L'obligation pour les navires à travers le monde de ne pas rejeter de fumées dépassant la teneur de 0,5 % en oxyde de soufre est entrée en vigueur au 1er janvier 2020. Prévue à l'annexe VI de la convention Marpol qui vise la pollution atmosphérique, cette nouvelle réglementation a été décidée en octobre 2016, sous l'égide de l'Organisation maritime internationale (OMI).
Une CMP vient d’acter les termes du projet de loi dit DDADUE qui a pour objectif de conformer notre droit national aux exigences et évolutions de la réglementation européenne dans le domaine des transports, d’environnement, de l’économie et des finances.
Ce texte, s’agissant de la lutte contre la pollution atmosphérique du au transport maritime complète utilement la transposition de la Directive de 2016 relative à la teneur en soufre des combustibles liquides utilisés par les navires. Ce texte organise, de ce point de vue, l’extension de l’application de cette législation à nos outre-mer et à l’océan austral. ON ne peut que se féliciter de ces mesures qui participent de la lutte contre la pollution atmosphérique liée au transport maritime, mais l’objet de cet amendement est ici de veiller à protéger la qualité de l’air tout en ne déplaçant pas la pollution sur l’eau et les fonds marins, en incitant par l’éligibilité au dispositif de déductions fiscales sur l’impôt sur les sociétés déjà prévu à l’article 39 decies C du Code Général des Impôts.
Dans le contexte d’un cap technologique imposé, pour rester compétitifs, si les armateurs, peuvent opter pour des procédés de propulsion décarbonés mais, dans les faits, ils installent bien plus fréquemment des scrubbers, tours de lavage dans lesquelles est pulvérisée de l'eau de mer ou de l'eau douce additionnée de produits chimiques.
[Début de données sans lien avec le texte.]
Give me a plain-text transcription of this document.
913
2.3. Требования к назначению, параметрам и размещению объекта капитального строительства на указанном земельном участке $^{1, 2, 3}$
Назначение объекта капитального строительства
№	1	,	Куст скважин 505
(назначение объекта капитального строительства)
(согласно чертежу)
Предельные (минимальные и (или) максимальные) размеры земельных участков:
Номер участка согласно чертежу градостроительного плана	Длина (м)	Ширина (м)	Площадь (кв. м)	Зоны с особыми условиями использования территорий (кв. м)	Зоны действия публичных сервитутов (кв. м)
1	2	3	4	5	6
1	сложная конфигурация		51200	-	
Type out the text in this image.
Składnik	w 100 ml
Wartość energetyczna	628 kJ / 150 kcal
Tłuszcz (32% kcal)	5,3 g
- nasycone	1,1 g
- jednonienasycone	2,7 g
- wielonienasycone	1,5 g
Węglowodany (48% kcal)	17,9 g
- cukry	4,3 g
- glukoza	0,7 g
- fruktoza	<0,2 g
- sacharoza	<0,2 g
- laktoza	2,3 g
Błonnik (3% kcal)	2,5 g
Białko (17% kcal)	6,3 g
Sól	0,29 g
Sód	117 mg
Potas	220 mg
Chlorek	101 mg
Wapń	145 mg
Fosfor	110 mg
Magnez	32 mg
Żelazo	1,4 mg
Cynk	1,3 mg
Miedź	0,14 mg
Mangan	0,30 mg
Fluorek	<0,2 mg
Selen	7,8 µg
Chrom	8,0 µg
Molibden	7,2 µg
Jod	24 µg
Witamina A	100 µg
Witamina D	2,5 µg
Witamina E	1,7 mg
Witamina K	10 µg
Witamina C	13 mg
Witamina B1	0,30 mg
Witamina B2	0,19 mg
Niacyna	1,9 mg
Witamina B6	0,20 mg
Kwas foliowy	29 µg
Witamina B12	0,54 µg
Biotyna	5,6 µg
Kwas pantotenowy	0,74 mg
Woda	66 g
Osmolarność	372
Le nombre de navires équipés de scrubbers est passé de 2 011 au 1er janvier 2020 à 3 935 au 1er mars 2021, selon les données du BIMCO, organisation internationale des exploitants et propriétaires de flotte de navires marchands, tous segments confondus.
Le principal avantage d’investir dans les scrubbers reste l’écart de prix entre le HFO (fuel à 3,5 % de soufre) et le VLSFO (moins de 0,5 % de soufre).
Ces scrubbers permettent d'ôter jusqu'à 90 % des oxydes de soufre et des particules fines dans les fumées d'échappement des moteurs qui tournent au fioul à 3,5 %. Les résidus, un conglomérat de soufre, d'hydrocarbures, de métaux lourds, de particules fines et de nitrates, peuvent, après filtration de l'eau, être stockés sur le bateau et déchargés à terre pour y être retraités. Il s'agit alors d'un dispositif dit en « circuit fermé ». Cependant, ils peuvent aussi être rejetés à la mer ou dans les cours d'eau. C'est le dispositif dit en « circuit ouvert ». En plus que d'être chargés en produits toxiques pour la faune et la flore, ces rejets se feront à une température comprise entre 20 et 40°, contribuant ainsi à l'élévation des températures des eaux.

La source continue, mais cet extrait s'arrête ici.